Given a 16-bit number:

• Keep only the highest (leftmost) set bit
• Clear all other bits
• Return 0 if input is 0

🧠 Core Idea

We solve it in 2 logical phases:

1️⃣ Spread highest bit downward
2️⃣ Isolate the highest bit

🔹 Step 1 — Handle Zero Case

if (reg == 0)
    return 0;

Because 0 has no set bits.

🔹 Step 2 — Bit Spreading (Propagation)

reg |= reg >> 1;
reg |= reg >> 2;
reg |= reg >> 4;
reg |= reg >> 8;

What this does:

Each shift + OR operation spreads the highest 1 toward the right.

Example:

Input:

0000000000101100   (44)

After spreading:

0000000000111111

Now all bits from highest set bit down to LSB become 1.

Why shifts 1,2,4,8?

Because for 16-bit numbers:

Together they ensure full coverage in log₂(16) steps.

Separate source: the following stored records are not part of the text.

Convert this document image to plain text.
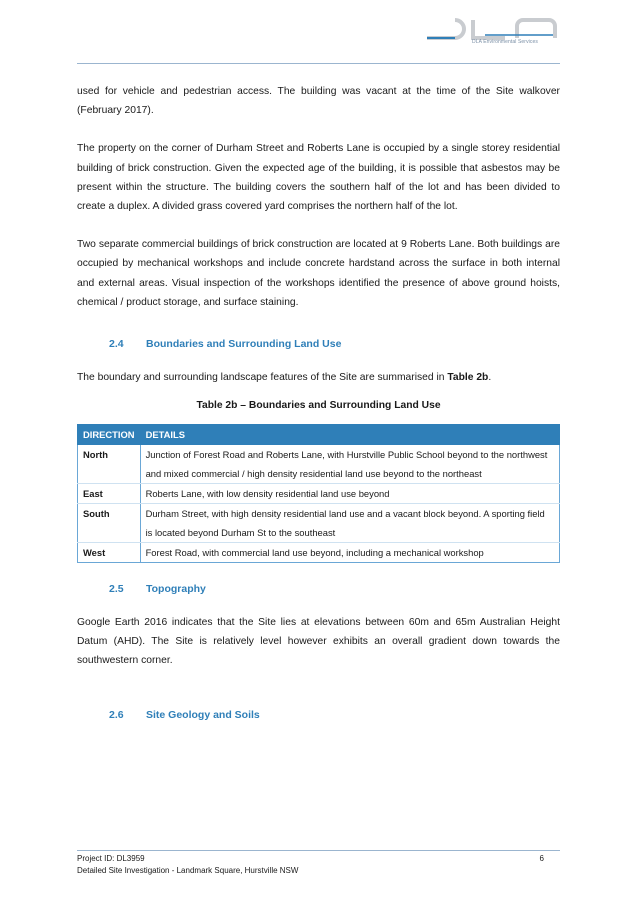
DLA Environmental Services

used for vehicle and pedestrian access. The building was vacant at the time of the Site walkover (February 2017).

The property on the corner of Durham Street and Roberts Lane is occupied by a single storey residential building of brick construction. Given the expected age of the building, it is possible that asbestos may be present within the structure. The building covers the southern half of the lot and has been divided to create a duplex. A divided grass covered yard comprises the northern half of the lot.

Two separate commercial buildings of brick construction are located at 9 Roberts Lane. Both buildings are occupied by mechanical workshops and include concrete hardstand across the surface in both internal and external areas. Visual inspection of the workshops identified the presence of above ground hoists, chemical / product storage, and surface staining.

2.4	Boundaries and Surrounding Land Use

The boundary and surrounding landscape features of the Site are summarised in Table 2b.

Table 2b – Boundaries and Surrounding Land Use
DIRECTION	DETAILS
North	Junction of Forest Road and Roberts Lane, with Hurstville Public School beyond to the northwest and mixed commercial / high density residential land use beyond to the northeast
East	Roberts Lane, with low density residential land use beyond
South	Durham Street, with high density residential land use and a vacant block beyond. A sporting field is located beyond Durham St to the southeast
West	Forest Road, with commercial land use beyond, including a mechanical workshop
2.5	Topography

Google Earth 2016 indicates that the Site lies at elevations between 60m and 65m Australian Height Datum (AHD). The Site is relatively level however exhibits an overall gradient down towards the southwestern corner.

2.6	Site Geology and Soils
Project ID: DL3959
Detailed Site Investigation - Landmark Square, Hurstville NSW
6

🔹 Step 3 — Isolate Highest Bit

return (reg + 1) >> 1;

Why this works:

If after spreading:

0000000000111111

Add 1:

0000000001000000

Shift right:

0000000000100000

✔ Only highest bit remains.

✅ Final Logic Summary

1. Spread highest bit to the right
2. Convert 111... form into pure power of two
3. Return that value

📌 Final Compact Code

uint16_t highest_set_bit(uint16_t reg) {
    if (!reg) return 0;

    reg |= reg >> 1;
    reg |= reg >> 2;
    reg |= reg >> 4;
    reg |= reg >> 8;

    return (reg + 1) >> 1;
}

🚀 Why This Is Powerful

✔ No loops
✔ No branching (except zero check)
✔ Constant time
✔ Works for any 16-bit value
✔ Frequently asked in interviews